Фанаты. Сберегая счастье - Юлия Александровна Волкодав
— Да. И я тебе даже привезла из Турции замечательное розовое платье.
— За два года до этого, и к пятому классу я с трудом в него влезала, но неважно. К розовому платью надо было надеть белые колготки и туфли. И как-то всё это не усрать по зимней слякоти в Мытищах. Я пошла в ботинках, со второй обувью, как дура. Но колготки всё равно заляпала. И замёрзла как собака, потому что в платье без рукавов и куртке зимой слегка холодновато. И надо мной ржал весь двор, когда я шла в куртке, из-под которой торчал розовый подол. И в ботинках-говнодавах. Это сейчас так модно, а в моём детстве, знаешь ли, мода была иной.
— Ты мне так выговариваешь, как будто я в чём-то виновата. Другие девочки же как-то смогли прийти красивыми?
— Да. Их папы привезли на машинах. И потом забрали домой, после праздника.
— Ну извини, что мы не были так богаты, как твои одноклассницы.
— А причём здесь богатство? У отца была машина. Вам просто было насрать. Всегда, обоим. Я вообще не понимала, как мне одеваться. Мне не с кого было брать пример, мне никто не мог подсказать. Я в шестом классе спрашивала у подружек, как сделать так, чтобы на джинсах мотня не висела. А они не понимали, о чём я спрашиваю, потому что у них не висела. Потому что им покупали джинсы по размеру, а не привозили из Турции какие попало. Или не отдавали какие не продались. Я в карманы вату набивала, чтобы штаны на бёрдах натягивались.

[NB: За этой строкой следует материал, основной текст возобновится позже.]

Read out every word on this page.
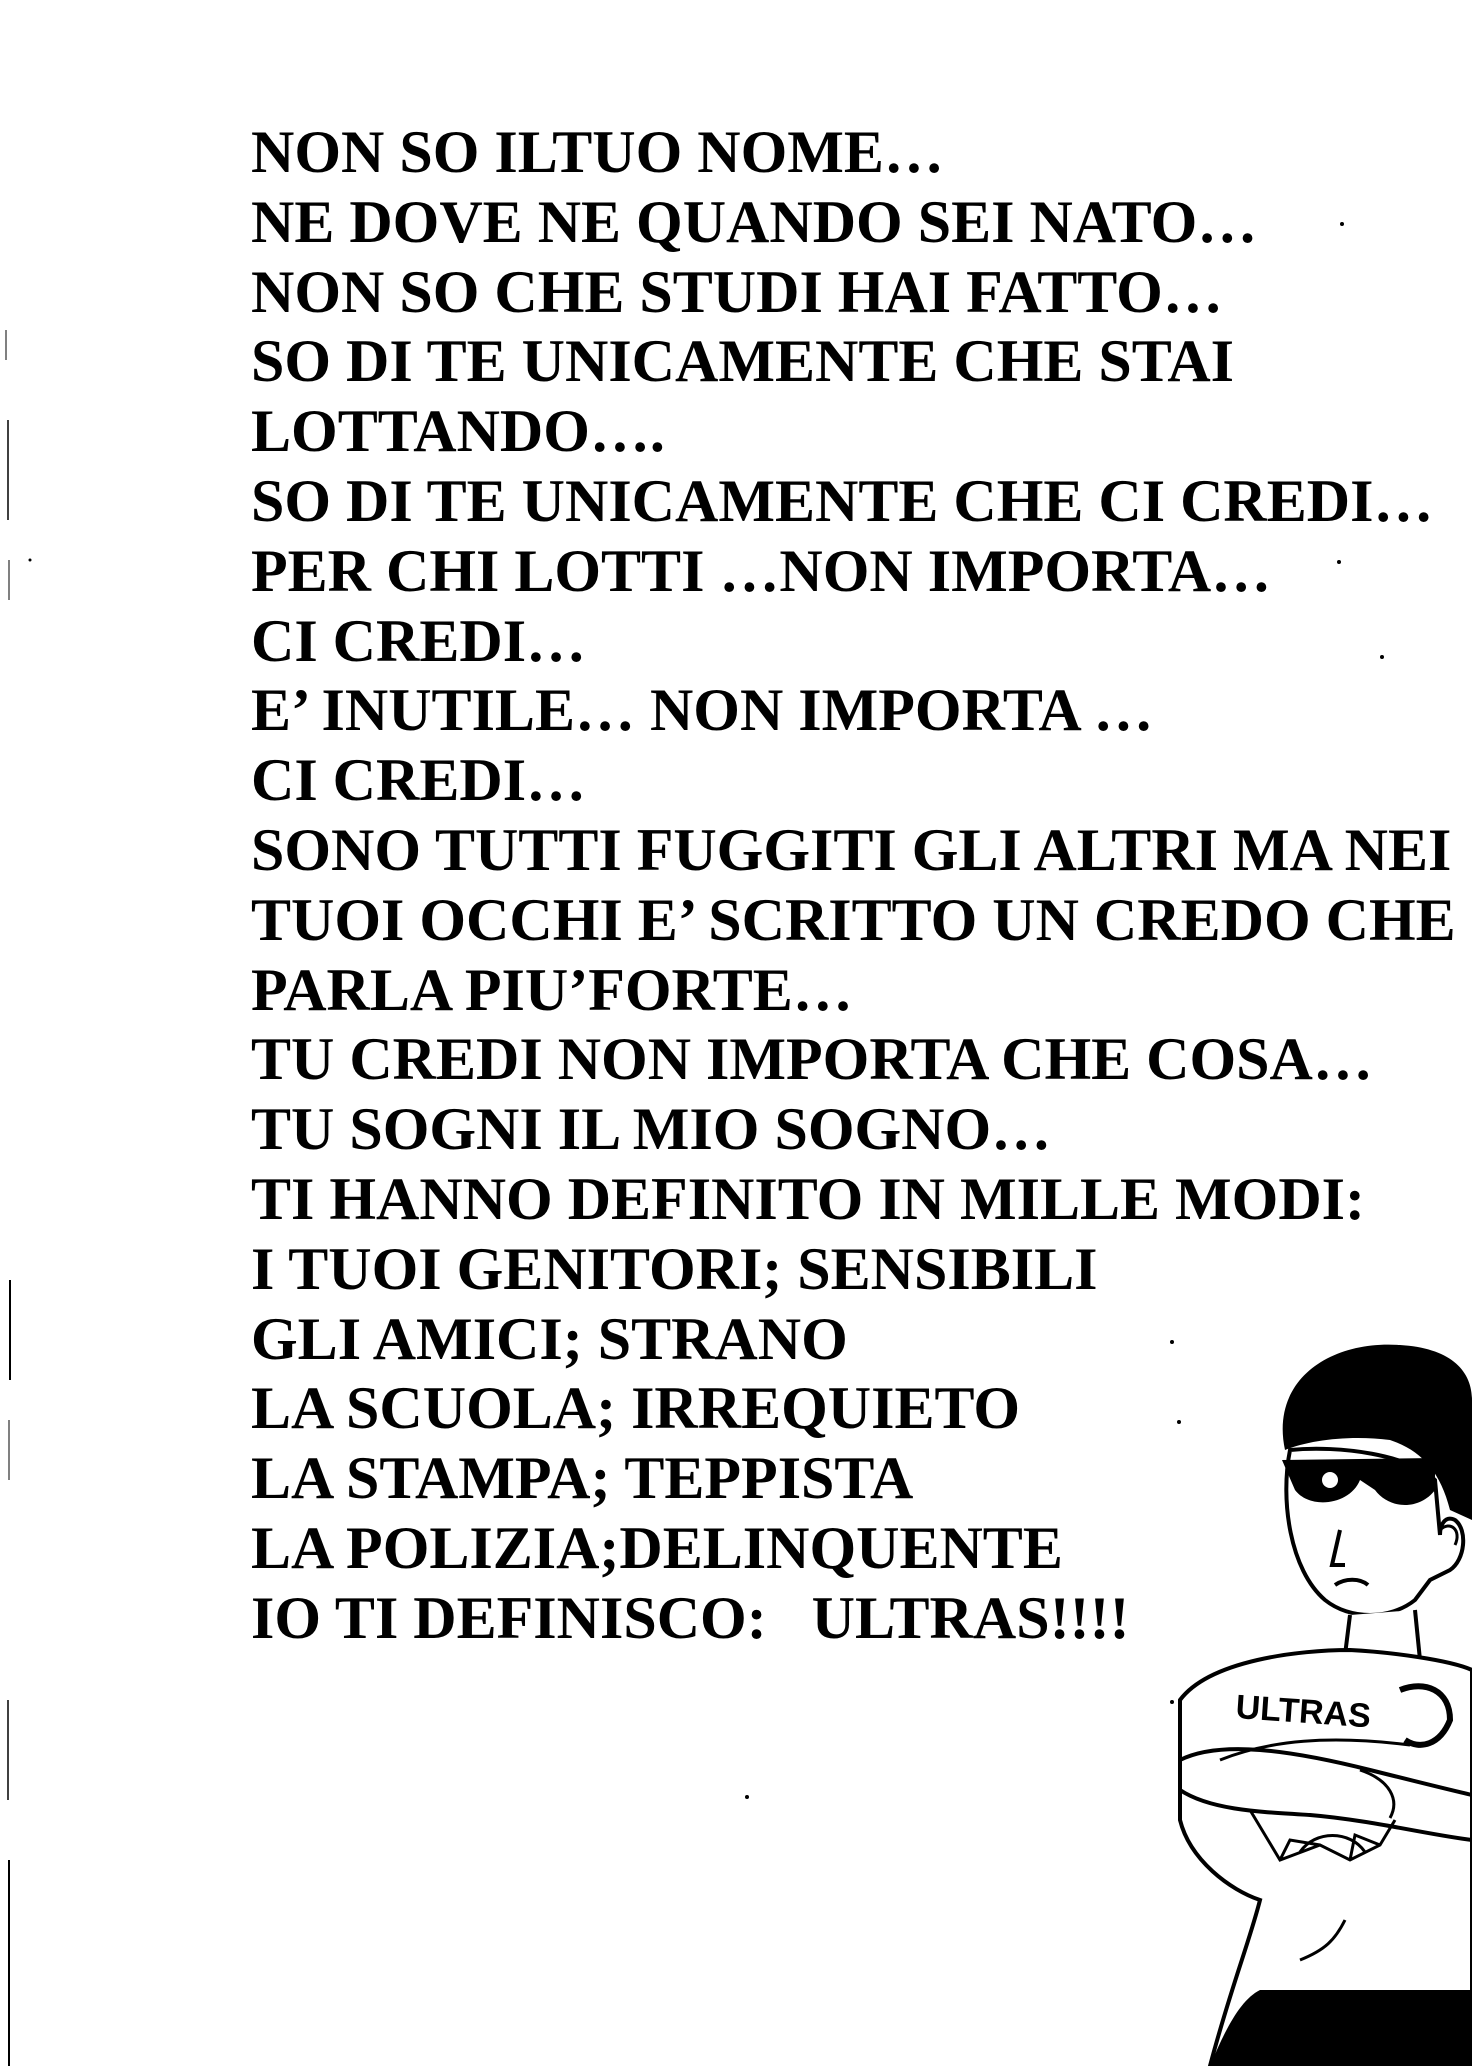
NON SO ILTUO NOME…
NE DOVE NE QUANDO SEI NATO…
NON SO CHE STUDI HAI FATTO…
SO DI TE UNICAMENTE CHE STAI
LOTTANDO….
SO DI TE UNICAMENTE CHE CI CREDI…
PER CHI LOTTI …NON IMPORTA…
CI CREDI…
E’ INUTILE… NON IMPORTA …
CI CREDI…
SONO TUTTI FUGGITI GLI ALTRI MA NEI
TUOI OCCHI E’ SCRITTO UN CREDO CHE
PARLA PIU’FORTE…
TU CREDI NON IMPORTA CHE COSA…
TU SOGNI IL MIO SOGNO…
TI HANNO DEFINITO IN MILLE MODI:
I TUOI GENITORI; SENSIBILI
GLI AMICI; STRANO
LA SCUOLA; IRREQUIETO
LA STAMPA; TEPPISTA
LA POLIZIA;DELINQUENTE
IO TI DEFINISCO:   ULTRAS!!!!
ULTRAS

— У тебя всегда были лучшие вещи!
— Но всегда не по размеру! И никогда не те, которые я бы выбрала сама. А туфли сорокового размера помнишь? У меня был тридцать шестой, мам. Они сваливались с ног, и я шла по стеночке, чтобы не упасть. А потом «ой, доча не научилась ходить на каблуках». Да доча еле отучилась не шаркать, потому что прошаркала половину школы. Ещё раз, мам, вам просто было насрать. А потом стало насрать мне. И от ваших клоунских расцветок, рюшей, цветочков и розовых платьиц меня тошнит до сих пор.
— Ты просто перекладываешь с больной головы на здоровую. Сейчас модно стало во всём родителей винить. Да у твоих ровесников часто дома пожрать было нечего. А ты росла в обеспеченной семье, тварь неблагодарная. Обиды она детские вспоминает. Ты ещё первый класс вспомни, как тебе тролля какого-то там не купили. И поплачь на груди у своего деда. Заодно попроси, он купит. Ой, да что я на тебя нервы трачу. Хочешь ходить как уродина — ходи на здоровье.
Сашка уже намеревается ответить, но на плечо ей ложится тёплая рука. Опять он подкрался. Впрочем, она сидела спиной к двери. А вот маман должна была видеть приближение Туманова. Но она, видимо, настолько вошла в раж, что ей стало всё равно.
— Саша, пошли спать, — спокойно говорит он, но в его голосе Сашка улавливает очень опасные нотки.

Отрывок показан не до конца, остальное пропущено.